DHP agonist sensitivity of Ca_v1.4α1 Ca²⁺ channels. For all experiments, Ca_v1.4α1 subunits were coexpressed with β3 and α2δ1 subunits in tsA-201 cells. Charge carrier was 15 mm Ba²⁺. One representative experiment (of 9) is shown. A, Stimulation of I_Ba through Ca_v1.4α1 Ca²⁺ channels by the Ca²⁺ channel activator BayK 8644 (BayK). I_Ba was elicited by depolarizations to V_max before and after application of BayK 8644-containing solution (5 μm). Maximal I_Ba is plotted against time. The inset shows representative traces in the absence (control) and presence of BayK 8644. B, Current—voltage relationship for Ca_v1.4α1 in the absence (black circles) and presence of 5 μm BayK 8644 (BayK; gray circles). V_{0.5, act} was -8 and -21.1 mV for the control and BayK 8644-modulated current, respectively. One representative experiment (of 7) is shown.

Figure 6.

Voltage-dependent facilitation of Ca_v1.4α1 subunits.
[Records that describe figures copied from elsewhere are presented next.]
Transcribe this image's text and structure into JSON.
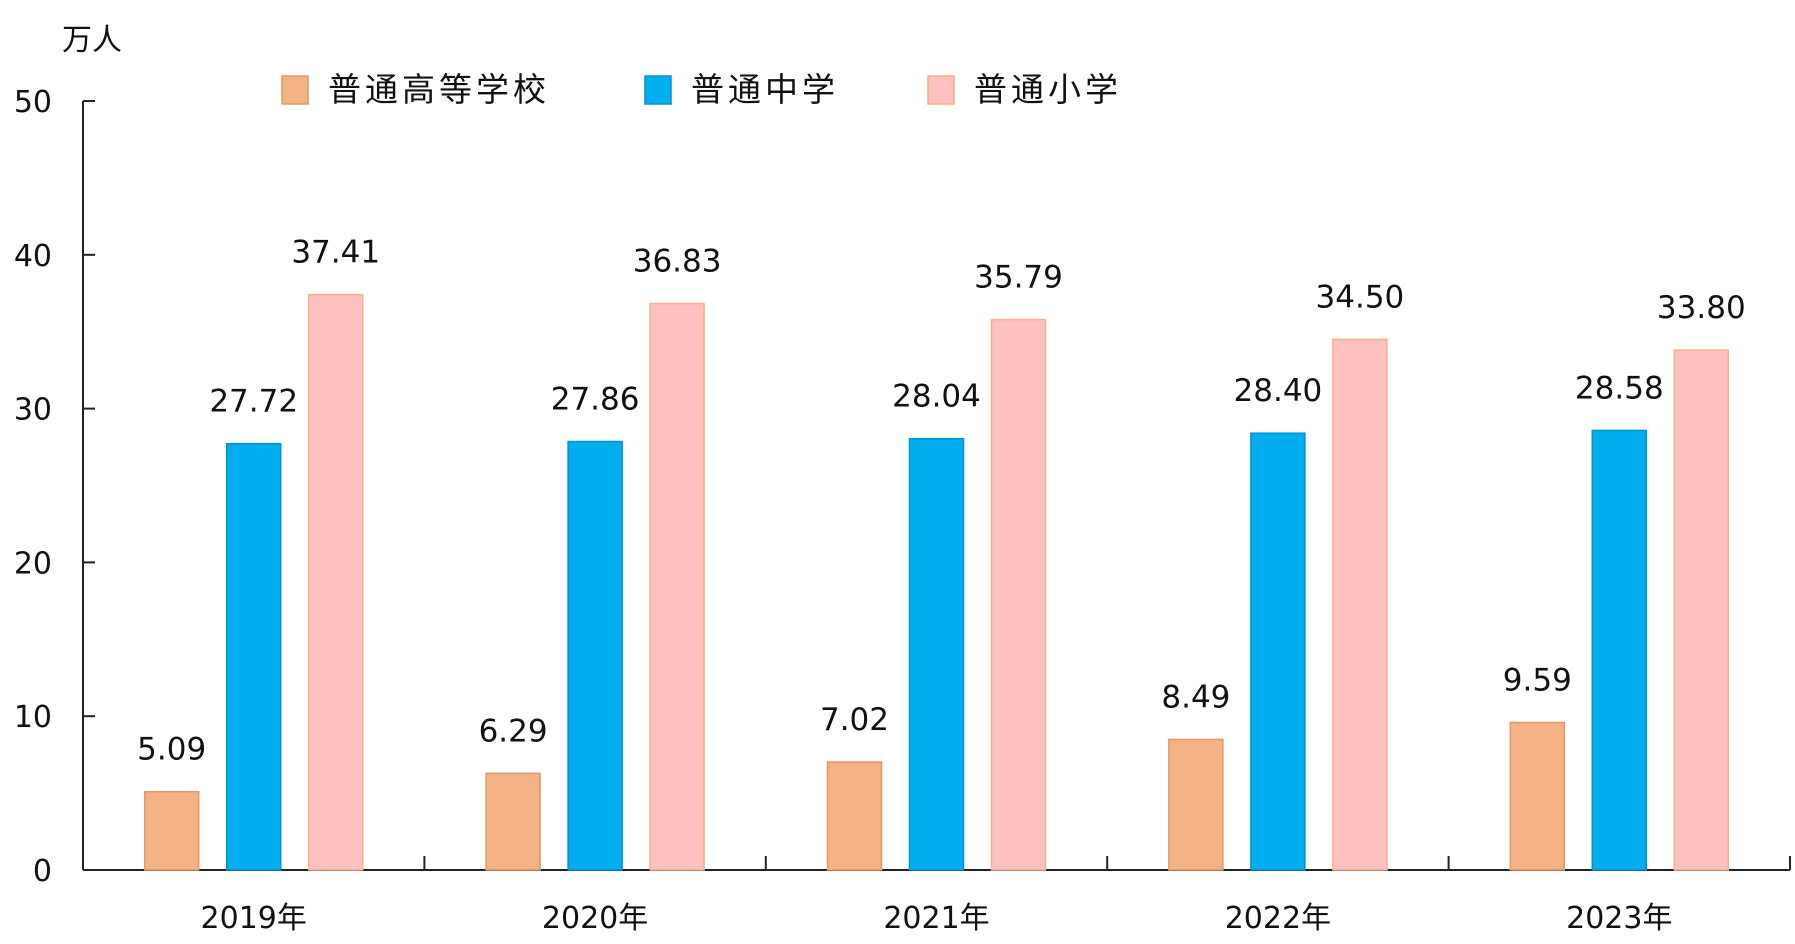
{
  "chart_data": {
    "type": "bar",
    "unit_label": "万人",
    "categories": [
      "2019年",
      "2020年",
      "2021年",
      "2022年",
      "2023年"
    ],
    "series": [
      {
        "name": "普通高等学校",
        "color": "#F4B183",
        "values": [
          5.09,
          6.29,
          7.02,
          8.49,
          9.59
        ],
        "labels": [
          "5.09",
          "6.29",
          "7.02",
          "8.49",
          "9.59"
        ]
      },
      {
        "name": "普通中学",
        "color": "#00AEEF",
        "values": [
          27.72,
          27.86,
          28.04,
          28.4,
          28.58
        ],
        "labels": [
          "27.72",
          "27.86",
          "28.04",
          "28.40",
          "28.58"
        ]
      },
      {
        "name": "普通小学",
        "color": "#FFC0C0",
        "values": [
          37.41,
          36.83,
          35.79,
          34.5,
          33.8
        ],
        "labels": [
          "37.41",
          "36.83",
          "35.79",
          "34.50",
          "33.80"
        ]
      }
    ],
    "ylim": [
      0,
      50
    ],
    "yticks": [
      "0",
      "10",
      "20",
      "30",
      "40",
      "50"
    ],
    "grid": false,
    "legend_position": "top"
  }
}
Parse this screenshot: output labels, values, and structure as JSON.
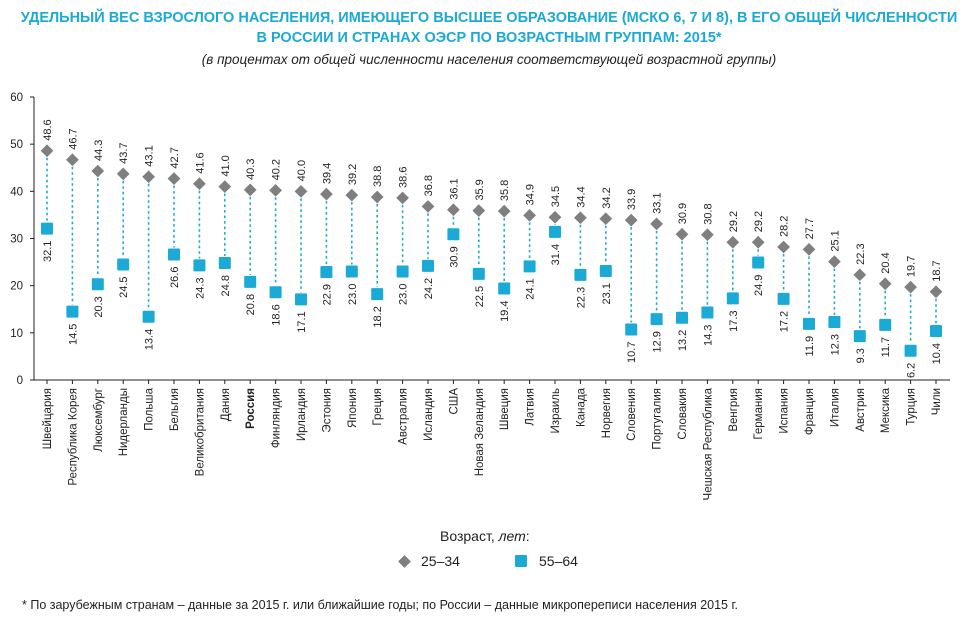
{
  "title_line1": "УДЕЛЬНЫЙ ВЕС ВЗРОСЛОГО НАСЕЛЕНИЯ, ИМЕЮЩЕГО ВЫСШЕЕ ОБРАЗОВАНИЕ (МСКО 6, 7 И 8), В ЕГО ОБЩЕЙ ЧИСЛЕННОСТИ",
  "title_line2": "В РОССИИ И СТРАНАХ ОЭСР ПО ВОЗРАСТНЫМ ГРУППАМ: 2015*",
  "subtitle": "(в процентах от общей численности населения соответствующей возрастной группы)",
  "legend": {
    "title_prefix": "Возраст, ",
    "title_unit": "лет",
    "title_suffix": ":",
    "item1": "25–34",
    "item2": "55–64"
  },
  "footnote": "* По зарубежным странам – данные за 2015 г. или ближайшие годы; по России – данные микропереписи населения 2015 г.",
  "colors": {
    "title": "#1ba9d6",
    "series1": "#7f7f7f",
    "series2": "#1ba9d6",
    "axis": "#231f20"
  },
  "chart_data": {
    "type": "scatter",
    "title": "УДЕЛЬНЫЙ ВЕС ВЗРОСЛОГО НАСЕЛЕНИЯ, ИМЕЮЩЕГО ВЫСШЕЕ ОБРАЗОВАНИЕ (МСКО 6, 7 И 8), В ЕГО ОБЩЕЙ ЧИСЛЕННОСТИ В РОССИИ И СТРАНАХ ОЭСР ПО ВОЗРАСТНЫМ ГРУППАМ: 2015*",
    "ylim": [
      0,
      60
    ],
    "yticks": [
      0,
      10,
      20,
      30,
      40,
      50,
      60
    ],
    "grid": false,
    "legend_position": "bottom-center",
    "highlight_category": "Россия",
    "categories": [
      "Швейцария",
      "Республика Корея",
      "Люксембург",
      "Нидерланды",
      "Польша",
      "Бельгия",
      "Великобритания",
      "Дания",
      "Россия",
      "Финляндия",
      "Ирландия",
      "Эстония",
      "Япония",
      "Греция",
      "Австралия",
      "Исландия",
      "США",
      "Новая Зеландия",
      "Швеция",
      "Латвия",
      "Израиль",
      "Канада",
      "Норвегия",
      "Словения",
      "Португалия",
      "Словакия",
      "Чешская Республика",
      "Венгрия",
      "Германия",
      "Испания",
      "Франция",
      "Италия",
      "Австрия",
      "Мексика",
      "Турция",
      "Чили"
    ],
    "series": [
      {
        "name": "25–34",
        "marker": "diamond",
        "values": [
          48.6,
          46.7,
          44.3,
          43.7,
          43.1,
          42.7,
          41.6,
          41.0,
          40.3,
          40.2,
          40.0,
          39.4,
          39.2,
          38.8,
          38.6,
          36.8,
          36.1,
          35.9,
          35.8,
          34.9,
          34.5,
          34.4,
          34.2,
          33.9,
          33.1,
          30.9,
          30.8,
          29.2,
          29.2,
          28.2,
          27.7,
          25.1,
          22.3,
          20.4,
          19.7,
          18.7
        ]
      },
      {
        "name": "55–64",
        "marker": "square",
        "values": [
          32.1,
          14.5,
          20.3,
          24.5,
          13.4,
          26.6,
          24.3,
          24.8,
          20.8,
          18.6,
          17.1,
          22.9,
          23.0,
          18.2,
          23.0,
          24.2,
          30.9,
          22.5,
          19.4,
          24.1,
          31.4,
          22.3,
          23.1,
          10.7,
          12.9,
          13.2,
          14.3,
          17.3,
          24.9,
          17.2,
          11.9,
          12.3,
          9.3,
          11.7,
          6.2,
          10.4
        ]
      }
    ]
  }
}
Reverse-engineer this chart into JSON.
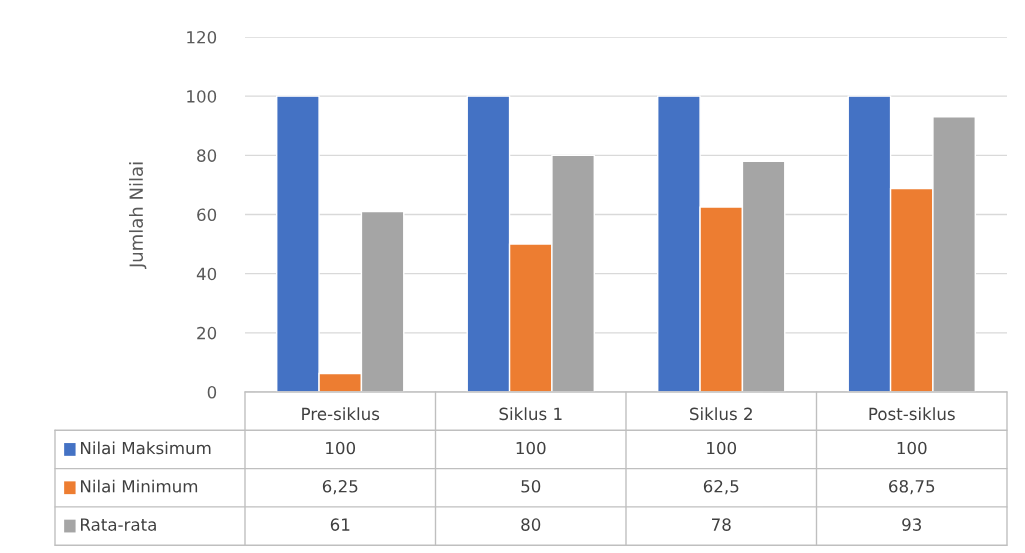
{
  "chart_data": {
    "type": "bar",
    "ylabel": "Jumlah Nilai",
    "categories": [
      "Pre-siklus",
      "Siklus 1",
      "Siklus 2",
      "Post-siklus"
    ],
    "series": [
      {
        "name": "Nilai Maksimum",
        "color": "#4472c4",
        "values": [
          100,
          100,
          100,
          100
        ],
        "value_labels": [
          "100",
          "100",
          "100",
          "100"
        ]
      },
      {
        "name": "Nilai Minimum",
        "color": "#ed7d31",
        "values": [
          6.25,
          50,
          62.5,
          68.75
        ],
        "value_labels": [
          "6,25",
          "50",
          "62,5",
          "68,75"
        ]
      },
      {
        "name": "Rata-rata",
        "color": "#a5a5a5",
        "values": [
          61,
          80,
          78,
          93
        ],
        "value_labels": [
          "61",
          "80",
          "78",
          "93"
        ]
      }
    ],
    "ylim": [
      0,
      120
    ],
    "yticks": [
      0,
      20,
      40,
      60,
      80,
      100,
      120
    ],
    "grid": "y",
    "legend": "bottom"
  }
}
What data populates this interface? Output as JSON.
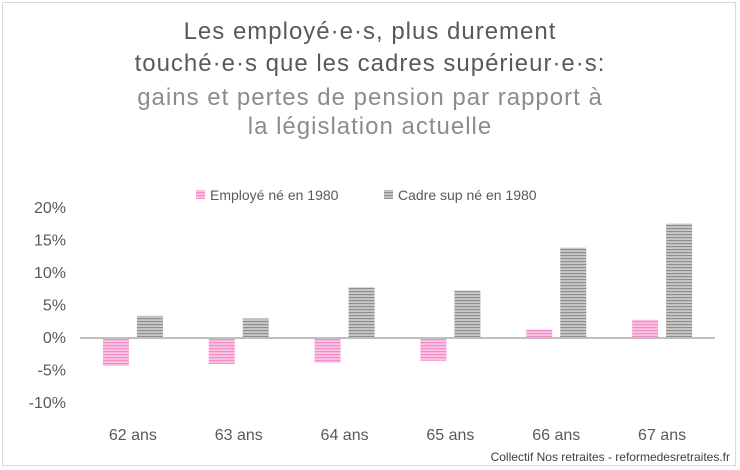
{
  "chart_data": {
    "type": "bar",
    "title_lines": [
      "Les employé·e·s, plus durement",
      "touché·e·s que les cadres supérieur·e·s:"
    ],
    "subtitle_lines": [
      "gains et pertes de pension par rapport à",
      "la législation actuelle"
    ],
    "categories": [
      "62 ans",
      "63 ans",
      "64 ans",
      "65 ans",
      "66 ans",
      "67 ans"
    ],
    "series": [
      {
        "name": "Employé né en 1980",
        "color": "#f7a3d4",
        "values": [
          -4.3,
          -4.0,
          -3.8,
          -3.5,
          1.3,
          2.8
        ]
      },
      {
        "name": "Cadre sup né en 1980",
        "color": "#a6a6a6",
        "values": [
          3.4,
          3.0,
          7.8,
          7.3,
          13.9,
          17.6
        ]
      }
    ],
    "ylim": [
      -10,
      20
    ],
    "yticks": [
      "20%",
      "15%",
      "10%",
      "5%",
      "0%",
      "-5%",
      "-10%"
    ],
    "ytick_values": [
      20,
      15,
      10,
      5,
      0,
      -5,
      -10
    ],
    "legend_position": "top-center",
    "grid": false
  },
  "credit": "Collectif Nos retraites - reformedesretraites.fr"
}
A, Schematic representation of the voltage protocol used to elicit facilitation. Channel activity was recorded in tsA-201 cells transfected with Ca_v1.4α1, β3, and α₂δ1 subunits in 15 mm Ba²⁺ solution. Test pulses (TPs) of 400 msec were applied with or without a 200 msec PP. A representative current trace (facilitation ratio, 1.11) is shown. Note the differences in activation and inactivation kinetics time courses. B, Comparison of voltage-dependent facilitation of different LTCCs. Facilitation of Ca_v1.2α1, Ca_v1.3α1, and Ca_v1.4α1 I_Ba is expressed as the amplitude ratio of currents recorded with a prepulse (+PP) over the respective control currents without prepulse (-PP). A similar extent of facilitation was observed for all LTCC subtypes tested (p > 0.05). Facilitation was observed in seven of seven Ca_v1.2α1-transfected cells, eight of 20 Ca_v1.3α1-transfected cells, and 10 of 17 Ca_v1.4α1 (+ β3 + α2δ1)-transfected cells.

Figure 7.

Depolarization-induced facilitation of Ca_v1.4α1 subunits. A, Pulse protocol used to determine G-protein modulation of Ca_v1.4α1- and Ca_v2.1α1-mediated I_Ba. Facilitation was measured during 50 msec test pulses (TP) to V_max either with or without a 5 msec PP to 140 mV. B, Facilitation ratios for Ca_v1.4α1 and Ca_v2.1α1 Ca²⁺ channels (coexpressed with β3 and α2δ1) in the absence (control; gray bars) and presence of 300 μm intracellular GTPγS (black bars) using the pulse protocol described in A. Recordings were started after ≥3 min of dialysis with GTPγS. The following facilitation ratios were obtained in the absence and presence of GTPγS, respectively:Ca_v1.4α1, 1.1±0.02 (n=11 of 17 cells), 1.12±0.02 (n=7 of 14 cells); Ca_v2.1α1, 0.99 ± 0.01 (n = 7 of 7 cells), 1.3 ± 0.07 (n = 10 of 10 cells). Asterisk indicates statistically significant difference (p < 0.01). C, Representative current traces for the experiments described in B.